When I started looking for 10 Gb/s options, the most interesting to me was the Qotom Q20321G9 C3558R. Seve The Home reviewed a similar unit. This unit seems to tick all the boxes for me but at around $450 CAD, I found it a bit too expensive to justify. There are many more options for devices in this category but the prices were just too expensive. For example, a Protectli VP6650 is around $1300 CAD.
| PC | 2.5G | 10G | Cost |
|---|---|---|---|
| N100 Mini PC | 4x | - | $300 |
| Qotom Mini PC | 4x | 2x SFP+ | $450 |
| Protectli VP6650 | 4x | 2x SFP+ | $1300 |
Searching the used market
Another common recommendation is getting a Lenovo M720q and using a PCIe riser with your own network card. This seemed really attractive to me but unfortunately, an M720q was actually pretty expensive. I couldn’t find any locally (closest was an M920 for $300) and on eBay, an M720q was around $200. I think the M720q is popular because of the tiny micro size with PCIe expansion but the size of the computer isn’t that important to me. The firewall is going to sit on a shelf in my utility room anyway. So instead, I started searching the local classified sites (Facebook Marketplace and Kijiji) for the cheapest computers I could find. I saw a listing for a Lenovo ThinkCentre M700 Small Form Factor for $80 or best offer. I offered $60 and the seller accepted.
This M700 (type 10GT) came with an Intel Core i5-6400, a single 8 GB stick of Samsung DDR4 memory, and a 1 TB hard drive (yuck). For expansion, the motherboard has a PCIe Gen 3 x16, and two 1x slots. After updating the BIOS to the latest version and enabling C-states, I booted into Debian for some testing. Using powertop’s auto tune, the idle power consumption of the machine was around 12-15 W. This is pretty favourable compared to the 10.5 - 12 W Serve the Home measured on their N100 machine (although that has 4 NICs and I’m not sure if any tuning was done).
Upgrading the machine
I forgot how insanely slow mechanical drives are for running an operating system on. I purchased a cheap SATA SSD (no m.2 on this motherboard) to eventually install Proxmox on. Then it was time to shop for a 10 GB/s network card.
There are a lot of options when it comes to 10 Gb/s networks cards. Although I considered the SFP+ options, the additional cost (and complexity) of the transceivers made them pretty unattractive. My WAN will be RJ45 and my existing home server is also RJ45. I eventually decided on a Silicom PE310G2I50-T Intel X550-T2 from eBay for $90 USD. I chose the X550 because it’s reasonably modern, supports Active State Power Management (ASPM), and uses about half the power of the older X540. I chose the Silicom version because, based on what I’ve read, there doesn’t seem to be any fakes of this card on the market.

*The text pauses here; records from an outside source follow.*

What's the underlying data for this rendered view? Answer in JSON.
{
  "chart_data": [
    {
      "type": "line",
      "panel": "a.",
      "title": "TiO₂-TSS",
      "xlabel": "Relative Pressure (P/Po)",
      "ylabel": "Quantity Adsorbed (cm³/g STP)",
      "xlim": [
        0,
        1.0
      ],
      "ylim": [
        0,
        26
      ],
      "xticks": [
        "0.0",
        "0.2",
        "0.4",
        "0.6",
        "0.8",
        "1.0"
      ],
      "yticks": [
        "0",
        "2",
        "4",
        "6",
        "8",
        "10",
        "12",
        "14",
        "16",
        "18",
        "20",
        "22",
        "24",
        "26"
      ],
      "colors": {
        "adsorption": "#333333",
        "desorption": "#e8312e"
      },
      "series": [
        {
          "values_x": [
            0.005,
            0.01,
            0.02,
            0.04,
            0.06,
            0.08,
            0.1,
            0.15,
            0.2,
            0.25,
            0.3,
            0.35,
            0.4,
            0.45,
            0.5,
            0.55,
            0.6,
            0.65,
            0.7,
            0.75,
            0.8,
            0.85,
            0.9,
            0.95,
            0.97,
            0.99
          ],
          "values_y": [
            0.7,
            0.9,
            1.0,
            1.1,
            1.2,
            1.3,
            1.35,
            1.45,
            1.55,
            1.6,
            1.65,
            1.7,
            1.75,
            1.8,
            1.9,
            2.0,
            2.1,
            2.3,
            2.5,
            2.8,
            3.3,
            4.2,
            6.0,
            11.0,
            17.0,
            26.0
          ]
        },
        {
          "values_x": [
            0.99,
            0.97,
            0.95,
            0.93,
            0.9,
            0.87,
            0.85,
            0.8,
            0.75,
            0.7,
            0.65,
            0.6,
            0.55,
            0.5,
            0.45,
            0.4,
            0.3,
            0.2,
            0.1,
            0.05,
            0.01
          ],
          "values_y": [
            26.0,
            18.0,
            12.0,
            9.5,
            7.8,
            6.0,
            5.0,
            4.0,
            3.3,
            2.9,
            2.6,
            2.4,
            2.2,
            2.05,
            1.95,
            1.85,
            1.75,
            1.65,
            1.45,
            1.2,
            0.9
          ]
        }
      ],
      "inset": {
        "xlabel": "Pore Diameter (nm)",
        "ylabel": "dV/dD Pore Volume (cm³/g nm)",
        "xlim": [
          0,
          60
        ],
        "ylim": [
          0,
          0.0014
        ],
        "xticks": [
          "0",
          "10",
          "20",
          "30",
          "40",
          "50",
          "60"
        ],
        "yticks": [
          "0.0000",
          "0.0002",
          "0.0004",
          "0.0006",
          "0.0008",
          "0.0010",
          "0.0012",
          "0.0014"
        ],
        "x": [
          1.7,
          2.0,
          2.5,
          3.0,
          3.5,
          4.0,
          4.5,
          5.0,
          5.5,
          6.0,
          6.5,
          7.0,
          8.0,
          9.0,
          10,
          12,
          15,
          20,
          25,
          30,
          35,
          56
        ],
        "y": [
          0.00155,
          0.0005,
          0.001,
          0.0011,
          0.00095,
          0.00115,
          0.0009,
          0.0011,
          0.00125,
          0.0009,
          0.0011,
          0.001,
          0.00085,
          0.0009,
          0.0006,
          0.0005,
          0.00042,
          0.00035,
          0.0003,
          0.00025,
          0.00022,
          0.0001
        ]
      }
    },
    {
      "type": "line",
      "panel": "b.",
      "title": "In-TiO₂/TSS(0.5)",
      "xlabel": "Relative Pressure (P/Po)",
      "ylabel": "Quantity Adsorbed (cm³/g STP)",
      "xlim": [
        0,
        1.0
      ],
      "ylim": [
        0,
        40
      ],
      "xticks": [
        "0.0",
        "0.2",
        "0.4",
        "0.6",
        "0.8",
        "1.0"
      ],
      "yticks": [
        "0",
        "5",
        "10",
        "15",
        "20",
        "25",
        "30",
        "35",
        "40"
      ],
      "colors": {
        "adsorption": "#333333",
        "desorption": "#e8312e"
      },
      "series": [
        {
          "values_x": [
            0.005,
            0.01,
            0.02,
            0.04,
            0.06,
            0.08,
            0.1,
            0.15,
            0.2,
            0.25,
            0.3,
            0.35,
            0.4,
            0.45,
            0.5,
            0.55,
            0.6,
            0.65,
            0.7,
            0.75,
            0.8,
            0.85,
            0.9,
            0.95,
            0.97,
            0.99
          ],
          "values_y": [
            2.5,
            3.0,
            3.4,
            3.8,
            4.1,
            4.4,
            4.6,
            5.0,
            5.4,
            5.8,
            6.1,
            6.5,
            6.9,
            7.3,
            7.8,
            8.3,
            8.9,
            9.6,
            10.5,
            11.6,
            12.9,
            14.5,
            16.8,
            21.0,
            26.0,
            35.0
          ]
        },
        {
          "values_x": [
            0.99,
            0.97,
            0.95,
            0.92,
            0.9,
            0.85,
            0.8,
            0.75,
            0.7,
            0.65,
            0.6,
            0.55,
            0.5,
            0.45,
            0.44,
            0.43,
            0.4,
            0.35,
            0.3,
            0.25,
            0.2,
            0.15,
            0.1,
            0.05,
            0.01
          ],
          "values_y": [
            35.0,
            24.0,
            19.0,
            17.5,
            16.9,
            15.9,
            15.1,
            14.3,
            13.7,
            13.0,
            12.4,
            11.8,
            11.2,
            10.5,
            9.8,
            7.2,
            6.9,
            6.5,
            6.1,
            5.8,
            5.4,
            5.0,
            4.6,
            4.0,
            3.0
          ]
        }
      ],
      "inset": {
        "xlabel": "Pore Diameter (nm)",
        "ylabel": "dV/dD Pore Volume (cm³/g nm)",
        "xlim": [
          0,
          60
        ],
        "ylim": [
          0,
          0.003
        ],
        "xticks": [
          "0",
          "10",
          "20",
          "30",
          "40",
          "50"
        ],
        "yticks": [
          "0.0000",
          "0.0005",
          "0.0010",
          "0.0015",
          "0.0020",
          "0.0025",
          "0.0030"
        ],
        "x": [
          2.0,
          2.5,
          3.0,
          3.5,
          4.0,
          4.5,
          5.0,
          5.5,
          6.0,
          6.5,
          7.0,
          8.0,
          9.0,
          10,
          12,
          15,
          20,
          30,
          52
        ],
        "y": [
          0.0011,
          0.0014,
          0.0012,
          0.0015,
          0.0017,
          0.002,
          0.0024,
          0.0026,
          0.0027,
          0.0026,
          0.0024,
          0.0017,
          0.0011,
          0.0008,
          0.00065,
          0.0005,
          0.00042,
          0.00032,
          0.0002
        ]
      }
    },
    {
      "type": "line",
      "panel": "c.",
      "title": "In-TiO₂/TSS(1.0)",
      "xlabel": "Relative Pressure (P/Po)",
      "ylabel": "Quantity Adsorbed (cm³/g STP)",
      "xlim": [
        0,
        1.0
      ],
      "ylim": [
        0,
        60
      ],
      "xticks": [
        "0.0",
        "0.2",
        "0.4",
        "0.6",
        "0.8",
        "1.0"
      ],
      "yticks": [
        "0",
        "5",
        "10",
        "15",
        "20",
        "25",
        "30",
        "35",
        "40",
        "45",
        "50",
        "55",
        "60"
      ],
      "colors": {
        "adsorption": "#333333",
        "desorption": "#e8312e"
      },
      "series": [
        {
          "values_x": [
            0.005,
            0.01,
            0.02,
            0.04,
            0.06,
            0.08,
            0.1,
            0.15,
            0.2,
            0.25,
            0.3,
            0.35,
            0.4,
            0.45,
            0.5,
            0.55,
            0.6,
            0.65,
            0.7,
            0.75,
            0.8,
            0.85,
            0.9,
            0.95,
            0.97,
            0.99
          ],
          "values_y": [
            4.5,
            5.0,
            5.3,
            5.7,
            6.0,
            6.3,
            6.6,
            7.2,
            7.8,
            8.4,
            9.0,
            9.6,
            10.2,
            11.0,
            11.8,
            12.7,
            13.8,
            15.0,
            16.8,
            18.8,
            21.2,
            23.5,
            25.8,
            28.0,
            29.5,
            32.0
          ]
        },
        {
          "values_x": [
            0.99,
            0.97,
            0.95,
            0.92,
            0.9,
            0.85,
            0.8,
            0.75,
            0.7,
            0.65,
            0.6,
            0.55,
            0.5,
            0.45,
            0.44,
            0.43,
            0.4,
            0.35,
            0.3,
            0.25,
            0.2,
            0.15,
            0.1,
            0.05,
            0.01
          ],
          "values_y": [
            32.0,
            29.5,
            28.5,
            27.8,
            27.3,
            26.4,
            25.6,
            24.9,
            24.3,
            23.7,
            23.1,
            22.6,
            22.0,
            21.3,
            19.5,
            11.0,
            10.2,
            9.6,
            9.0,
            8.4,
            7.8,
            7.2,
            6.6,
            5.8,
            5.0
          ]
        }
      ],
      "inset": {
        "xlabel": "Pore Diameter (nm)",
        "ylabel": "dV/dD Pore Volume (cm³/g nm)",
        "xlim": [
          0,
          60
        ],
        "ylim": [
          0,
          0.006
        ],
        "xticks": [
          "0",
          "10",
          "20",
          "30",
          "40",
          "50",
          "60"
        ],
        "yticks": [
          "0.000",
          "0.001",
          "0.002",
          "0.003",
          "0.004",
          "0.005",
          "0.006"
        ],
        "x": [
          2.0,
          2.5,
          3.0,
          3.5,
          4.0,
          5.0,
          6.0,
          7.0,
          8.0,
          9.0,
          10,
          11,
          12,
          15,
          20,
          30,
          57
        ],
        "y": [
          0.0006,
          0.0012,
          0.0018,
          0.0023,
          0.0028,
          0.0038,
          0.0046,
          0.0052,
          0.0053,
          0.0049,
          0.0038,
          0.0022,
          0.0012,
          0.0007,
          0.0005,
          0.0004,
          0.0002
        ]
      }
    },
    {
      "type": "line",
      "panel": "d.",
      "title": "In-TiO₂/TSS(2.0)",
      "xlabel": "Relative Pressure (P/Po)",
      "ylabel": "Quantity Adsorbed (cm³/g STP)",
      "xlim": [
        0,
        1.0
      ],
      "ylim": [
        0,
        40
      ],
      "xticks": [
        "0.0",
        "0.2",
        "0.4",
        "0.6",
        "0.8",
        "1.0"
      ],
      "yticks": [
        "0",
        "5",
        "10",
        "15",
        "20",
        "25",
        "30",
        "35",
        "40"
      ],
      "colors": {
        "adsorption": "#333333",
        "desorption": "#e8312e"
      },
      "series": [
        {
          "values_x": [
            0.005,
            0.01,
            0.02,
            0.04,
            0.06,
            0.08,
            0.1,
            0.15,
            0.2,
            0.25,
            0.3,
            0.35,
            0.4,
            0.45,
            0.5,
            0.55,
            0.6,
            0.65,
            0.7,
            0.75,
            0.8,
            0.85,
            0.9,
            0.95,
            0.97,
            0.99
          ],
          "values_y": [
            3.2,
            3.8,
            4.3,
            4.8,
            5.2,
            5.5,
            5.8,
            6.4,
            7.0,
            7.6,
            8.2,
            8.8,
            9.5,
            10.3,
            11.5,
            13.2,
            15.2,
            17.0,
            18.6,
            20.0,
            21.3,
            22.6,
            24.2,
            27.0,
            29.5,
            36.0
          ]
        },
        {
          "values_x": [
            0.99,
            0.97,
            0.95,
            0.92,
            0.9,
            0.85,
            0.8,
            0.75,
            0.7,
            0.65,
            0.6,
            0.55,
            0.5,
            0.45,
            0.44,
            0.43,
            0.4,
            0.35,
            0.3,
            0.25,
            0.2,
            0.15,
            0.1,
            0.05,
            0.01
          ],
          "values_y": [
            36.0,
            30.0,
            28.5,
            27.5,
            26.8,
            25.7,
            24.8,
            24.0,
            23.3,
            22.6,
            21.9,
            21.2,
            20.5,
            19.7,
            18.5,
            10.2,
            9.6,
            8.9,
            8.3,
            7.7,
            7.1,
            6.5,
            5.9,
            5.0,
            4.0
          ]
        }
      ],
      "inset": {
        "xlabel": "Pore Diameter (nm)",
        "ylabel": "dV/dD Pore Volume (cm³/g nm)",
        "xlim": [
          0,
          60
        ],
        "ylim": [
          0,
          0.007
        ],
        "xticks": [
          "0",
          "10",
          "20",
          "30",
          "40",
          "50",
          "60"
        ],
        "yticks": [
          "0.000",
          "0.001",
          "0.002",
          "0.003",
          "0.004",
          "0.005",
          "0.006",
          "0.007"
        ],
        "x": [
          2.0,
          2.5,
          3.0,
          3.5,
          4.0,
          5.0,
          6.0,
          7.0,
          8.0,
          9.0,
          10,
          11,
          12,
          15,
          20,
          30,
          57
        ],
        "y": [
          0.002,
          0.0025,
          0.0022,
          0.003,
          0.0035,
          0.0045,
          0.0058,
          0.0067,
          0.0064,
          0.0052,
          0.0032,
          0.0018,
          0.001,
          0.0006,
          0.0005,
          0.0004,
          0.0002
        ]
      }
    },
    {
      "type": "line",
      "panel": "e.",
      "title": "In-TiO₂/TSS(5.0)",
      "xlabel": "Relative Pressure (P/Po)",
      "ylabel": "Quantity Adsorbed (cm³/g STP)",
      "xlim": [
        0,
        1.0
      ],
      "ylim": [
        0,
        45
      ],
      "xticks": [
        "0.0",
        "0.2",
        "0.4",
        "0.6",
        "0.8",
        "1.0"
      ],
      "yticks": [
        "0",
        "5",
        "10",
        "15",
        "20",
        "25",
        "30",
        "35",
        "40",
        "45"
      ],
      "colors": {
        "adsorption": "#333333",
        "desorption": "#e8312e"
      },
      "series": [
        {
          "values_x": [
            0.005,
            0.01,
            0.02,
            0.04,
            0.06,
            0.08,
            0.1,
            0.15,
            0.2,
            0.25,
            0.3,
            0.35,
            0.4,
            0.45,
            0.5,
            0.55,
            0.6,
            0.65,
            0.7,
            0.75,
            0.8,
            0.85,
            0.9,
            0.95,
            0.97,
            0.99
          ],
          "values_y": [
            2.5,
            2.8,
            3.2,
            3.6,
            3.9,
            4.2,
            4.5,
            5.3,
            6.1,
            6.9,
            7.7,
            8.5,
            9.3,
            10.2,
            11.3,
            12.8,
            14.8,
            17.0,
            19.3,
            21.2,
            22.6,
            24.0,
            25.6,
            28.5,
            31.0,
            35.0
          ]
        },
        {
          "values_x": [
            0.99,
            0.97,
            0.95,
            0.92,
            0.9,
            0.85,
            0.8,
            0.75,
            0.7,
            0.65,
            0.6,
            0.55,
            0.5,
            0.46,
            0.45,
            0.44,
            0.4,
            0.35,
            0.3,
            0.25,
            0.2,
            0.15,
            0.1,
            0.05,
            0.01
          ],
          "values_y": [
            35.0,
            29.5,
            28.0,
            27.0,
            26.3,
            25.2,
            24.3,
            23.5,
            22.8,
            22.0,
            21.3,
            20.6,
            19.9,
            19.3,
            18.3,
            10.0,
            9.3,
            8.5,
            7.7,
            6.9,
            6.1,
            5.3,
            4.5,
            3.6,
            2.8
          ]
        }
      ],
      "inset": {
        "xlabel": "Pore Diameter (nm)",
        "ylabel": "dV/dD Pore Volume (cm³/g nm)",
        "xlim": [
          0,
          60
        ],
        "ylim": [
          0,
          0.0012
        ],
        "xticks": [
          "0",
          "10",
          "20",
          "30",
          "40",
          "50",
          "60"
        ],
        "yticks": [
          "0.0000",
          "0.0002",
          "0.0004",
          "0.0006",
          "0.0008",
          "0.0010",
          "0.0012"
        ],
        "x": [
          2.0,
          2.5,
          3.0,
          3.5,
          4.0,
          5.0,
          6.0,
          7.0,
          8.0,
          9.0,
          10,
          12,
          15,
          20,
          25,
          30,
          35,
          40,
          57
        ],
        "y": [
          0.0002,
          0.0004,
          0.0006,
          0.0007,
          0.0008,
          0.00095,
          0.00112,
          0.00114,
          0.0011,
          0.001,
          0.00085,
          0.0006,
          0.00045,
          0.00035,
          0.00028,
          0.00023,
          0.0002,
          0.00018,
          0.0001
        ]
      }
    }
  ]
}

I also have a spare PCIe 1x 1 GB/s network card that I will use to connect the firewall to my existing 1 Gb/s switch. I plan on using the integrated NIC as the Proxmox management port.
Conclusions
My total cost of the firewall is about $200 CAD. I think I got lucky on the price of the M700 SFF but I think there are likely similar deals available if you expand your search criteria. Now that I have the machine, I need to migrate my network, which includes a few VLANs, from Synology Router Manager (SRM) to whatever software I chose. I’m still deciding between OPNsense and pfSense but in my limited testing, I’ve had more luck with OPNsense.